In Lorde's essay the consciousness that was produced from being oppressed was that she had to define herself as one thing, such as black, lesbian, etc. She felt she had to deny part of herself for others to understand even a part of her. She exists within a culture where being lesbian is a "white woman's problem." When she's with black people she sort of has to deny the lesbian part of her being. Also when she's with a feminist group she has to be feminist and maybe reduce her blackness. In this case power works through identity by displaying the part which will allow you to have the most power or say in the situation.

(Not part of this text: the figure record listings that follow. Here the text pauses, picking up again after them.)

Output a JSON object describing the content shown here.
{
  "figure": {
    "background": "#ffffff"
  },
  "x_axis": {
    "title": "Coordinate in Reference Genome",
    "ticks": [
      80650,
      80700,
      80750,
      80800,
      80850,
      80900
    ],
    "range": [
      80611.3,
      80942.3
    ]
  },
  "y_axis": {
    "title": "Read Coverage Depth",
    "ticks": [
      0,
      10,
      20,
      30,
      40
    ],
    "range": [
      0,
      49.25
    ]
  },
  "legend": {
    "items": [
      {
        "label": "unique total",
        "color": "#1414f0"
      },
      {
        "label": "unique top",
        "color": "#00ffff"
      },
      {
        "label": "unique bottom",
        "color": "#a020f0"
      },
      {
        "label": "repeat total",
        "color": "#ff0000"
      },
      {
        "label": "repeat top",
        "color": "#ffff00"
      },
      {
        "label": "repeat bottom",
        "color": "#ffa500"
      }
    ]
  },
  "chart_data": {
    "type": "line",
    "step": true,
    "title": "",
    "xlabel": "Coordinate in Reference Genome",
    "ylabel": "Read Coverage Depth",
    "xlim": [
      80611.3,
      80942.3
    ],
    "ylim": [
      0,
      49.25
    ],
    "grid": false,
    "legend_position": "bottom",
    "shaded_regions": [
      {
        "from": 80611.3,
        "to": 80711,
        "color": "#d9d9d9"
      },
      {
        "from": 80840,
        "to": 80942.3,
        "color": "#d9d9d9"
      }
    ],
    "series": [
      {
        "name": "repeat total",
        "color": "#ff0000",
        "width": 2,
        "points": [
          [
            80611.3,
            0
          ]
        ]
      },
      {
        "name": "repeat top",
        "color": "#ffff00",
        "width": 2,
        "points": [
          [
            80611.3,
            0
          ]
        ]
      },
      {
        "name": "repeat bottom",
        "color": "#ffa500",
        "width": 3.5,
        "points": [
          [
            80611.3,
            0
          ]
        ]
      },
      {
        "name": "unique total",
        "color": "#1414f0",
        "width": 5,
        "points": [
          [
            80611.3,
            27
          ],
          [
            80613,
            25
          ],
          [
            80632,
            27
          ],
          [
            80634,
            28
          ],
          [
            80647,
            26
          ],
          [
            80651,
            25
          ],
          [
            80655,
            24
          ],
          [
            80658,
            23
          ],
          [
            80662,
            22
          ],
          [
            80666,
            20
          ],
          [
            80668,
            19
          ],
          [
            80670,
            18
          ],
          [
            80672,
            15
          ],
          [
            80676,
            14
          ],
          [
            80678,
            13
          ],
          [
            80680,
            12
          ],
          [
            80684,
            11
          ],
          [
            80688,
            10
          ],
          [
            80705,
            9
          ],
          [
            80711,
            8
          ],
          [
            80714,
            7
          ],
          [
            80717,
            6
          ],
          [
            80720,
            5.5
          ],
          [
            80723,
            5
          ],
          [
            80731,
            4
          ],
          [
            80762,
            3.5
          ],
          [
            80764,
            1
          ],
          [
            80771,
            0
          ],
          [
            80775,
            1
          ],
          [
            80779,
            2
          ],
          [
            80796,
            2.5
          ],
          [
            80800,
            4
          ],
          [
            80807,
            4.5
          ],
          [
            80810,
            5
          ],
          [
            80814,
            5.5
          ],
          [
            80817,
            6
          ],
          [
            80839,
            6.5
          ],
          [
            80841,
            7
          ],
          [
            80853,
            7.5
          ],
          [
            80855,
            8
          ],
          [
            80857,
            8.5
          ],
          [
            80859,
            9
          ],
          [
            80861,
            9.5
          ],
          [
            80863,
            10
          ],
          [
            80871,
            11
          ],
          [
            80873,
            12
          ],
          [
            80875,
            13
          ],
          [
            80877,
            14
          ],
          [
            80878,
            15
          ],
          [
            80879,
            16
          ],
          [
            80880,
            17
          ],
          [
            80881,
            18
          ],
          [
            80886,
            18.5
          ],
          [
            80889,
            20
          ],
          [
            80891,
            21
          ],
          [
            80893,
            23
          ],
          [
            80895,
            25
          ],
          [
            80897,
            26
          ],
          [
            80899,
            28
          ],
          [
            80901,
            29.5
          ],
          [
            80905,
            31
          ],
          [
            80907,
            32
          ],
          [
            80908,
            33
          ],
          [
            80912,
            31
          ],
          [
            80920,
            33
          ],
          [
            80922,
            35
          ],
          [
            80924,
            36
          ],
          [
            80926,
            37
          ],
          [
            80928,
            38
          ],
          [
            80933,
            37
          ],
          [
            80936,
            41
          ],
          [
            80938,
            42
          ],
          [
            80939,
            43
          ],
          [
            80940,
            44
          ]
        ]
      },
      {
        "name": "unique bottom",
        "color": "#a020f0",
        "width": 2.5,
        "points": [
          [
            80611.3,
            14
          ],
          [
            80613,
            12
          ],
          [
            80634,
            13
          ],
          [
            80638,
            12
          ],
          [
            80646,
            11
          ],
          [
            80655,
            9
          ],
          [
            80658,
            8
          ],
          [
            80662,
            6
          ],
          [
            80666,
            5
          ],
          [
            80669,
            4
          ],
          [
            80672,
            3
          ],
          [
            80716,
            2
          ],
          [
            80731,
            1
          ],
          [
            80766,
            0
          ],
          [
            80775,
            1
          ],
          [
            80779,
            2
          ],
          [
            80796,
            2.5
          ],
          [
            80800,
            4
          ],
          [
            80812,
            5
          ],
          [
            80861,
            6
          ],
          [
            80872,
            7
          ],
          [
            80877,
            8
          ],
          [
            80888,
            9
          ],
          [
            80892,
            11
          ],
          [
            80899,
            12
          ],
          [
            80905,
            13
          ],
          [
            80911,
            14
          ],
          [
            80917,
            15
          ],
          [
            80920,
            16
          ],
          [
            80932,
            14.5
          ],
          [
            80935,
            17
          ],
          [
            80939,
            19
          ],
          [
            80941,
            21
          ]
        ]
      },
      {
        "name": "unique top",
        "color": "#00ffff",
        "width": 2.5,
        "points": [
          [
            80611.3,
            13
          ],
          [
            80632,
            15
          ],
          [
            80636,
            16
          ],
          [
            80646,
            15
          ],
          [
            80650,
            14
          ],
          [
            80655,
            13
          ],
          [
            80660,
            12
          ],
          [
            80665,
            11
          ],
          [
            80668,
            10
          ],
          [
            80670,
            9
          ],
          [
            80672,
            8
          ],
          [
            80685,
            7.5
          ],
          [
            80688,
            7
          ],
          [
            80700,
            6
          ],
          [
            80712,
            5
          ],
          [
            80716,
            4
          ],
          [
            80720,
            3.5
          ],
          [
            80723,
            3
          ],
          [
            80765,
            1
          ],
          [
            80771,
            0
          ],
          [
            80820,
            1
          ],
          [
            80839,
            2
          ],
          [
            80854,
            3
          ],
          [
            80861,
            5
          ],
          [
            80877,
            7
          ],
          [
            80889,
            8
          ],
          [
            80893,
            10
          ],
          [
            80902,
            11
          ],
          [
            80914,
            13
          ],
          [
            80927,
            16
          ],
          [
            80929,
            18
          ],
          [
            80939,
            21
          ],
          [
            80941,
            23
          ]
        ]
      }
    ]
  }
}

These two essays both relate in a strong way with being one thing around one group of people and another with another group. In the first example, being strong and independent with the American Indians and a helpless woman in the white society. In the other being black when around other blacks, and lesbian and feminist around other feminists. In Lorde's essay she brings up the point of having to deny parts of herself, whereas the other essay doesn't address denying being American Indian.